While 25% of Bonaire’s surface consists of rural areas suitable for on- land food production, current practices of agriculture are small scale, mainly due to small domestic markets and limited access to freshwater, electricity, human capacity and know-how, while the widely used practice of extensive husbandry results in suboptimal yield and severe grazing- induced erosion issues. Sustainable development of agriculture and husbandry on Bonaire thus provides a great opportunity to increase food security, but requires a holistic (nexus) approach that accounts for the local socio-economic setting and the interlinkages between the water, food, energy and ecosystem domains, to identify trade-offs and seek for synergies among these domains.
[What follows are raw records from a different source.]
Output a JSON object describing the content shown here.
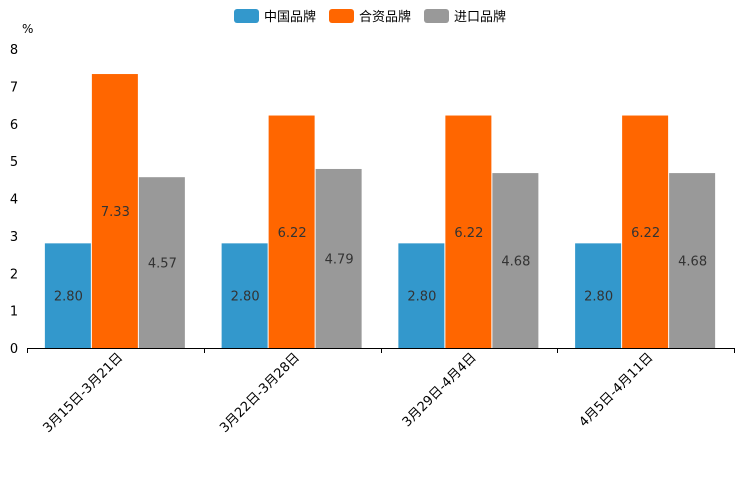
{
  "chart_data": {
    "type": "bar",
    "unit": "%",
    "categories": [
      "3月15日-3月21日",
      "3月22日-3月28日",
      "3月29日-4月4日",
      "4月5日-4月11日"
    ],
    "series": [
      {
        "name": "中国品牌",
        "color": "#3398cc",
        "values": [
          2.8,
          2.8,
          2.8,
          2.8
        ],
        "labels": [
          "2.80",
          "2.80",
          "2.80",
          "2.80"
        ]
      },
      {
        "name": "合资品牌",
        "color": "#ff6600",
        "values": [
          7.33,
          6.22,
          6.22,
          6.22
        ],
        "labels": [
          "7.33",
          "6.22",
          "6.22",
          "6.22"
        ]
      },
      {
        "name": "进口品牌",
        "color": "#999999",
        "values": [
          4.57,
          4.79,
          4.68,
          4.68
        ],
        "labels": [
          "4.57",
          "4.79",
          "4.68",
          "4.68"
        ]
      }
    ],
    "ylim": [
      0,
      8
    ],
    "yticks": [
      "0",
      "1",
      "2",
      "3",
      "4",
      "5",
      "6",
      "7",
      "8"
    ],
    "legend_position": "top-center"
  }
}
Several nexus interventions are presented that will aid sustainable development of the agricultural and livestock sector, while simultaneously contributing to water, energy, ecosystem and nutrition security. Identified key nexus interventions are: strong policy aimed at facilitation of fenced livestock keeping, water-saving agriculture, decentralized solar power, development of an agro-business and knowledge centre, and development of educational programmes on sustainable agriculture and healthy diet.
Introduction
Food security and nutrition is a known challenge for many small tropical islands. On small tropical islands, local food production is often constrained by the arid climate, limited availability of resources (e.g. fertile land, freshwater) and infrastructure (e.g. inadequate ports, roads, storage facilities), small domestic markets, geographical remoteness resulting in very high logistic costs that undermine export led development, and the dominance of other economic sectors, most notable tourism. As such, small tropical islands typically depend on import for their food supply, and Bonaire is no exception. Although this dependence on imported food provides some form of food security, it also creates numerous problems with regard to food security. These problems include relatively high food prices due to import taxes and high transport costs, high vulnerability towards price fluctuations and global developments, significant levels of food loss and waste, environmental and natural resource degradation, and growing malnutrition and public health costs due to the emergence of and preference for more energy dense and convenient processed foods (FAO 2017).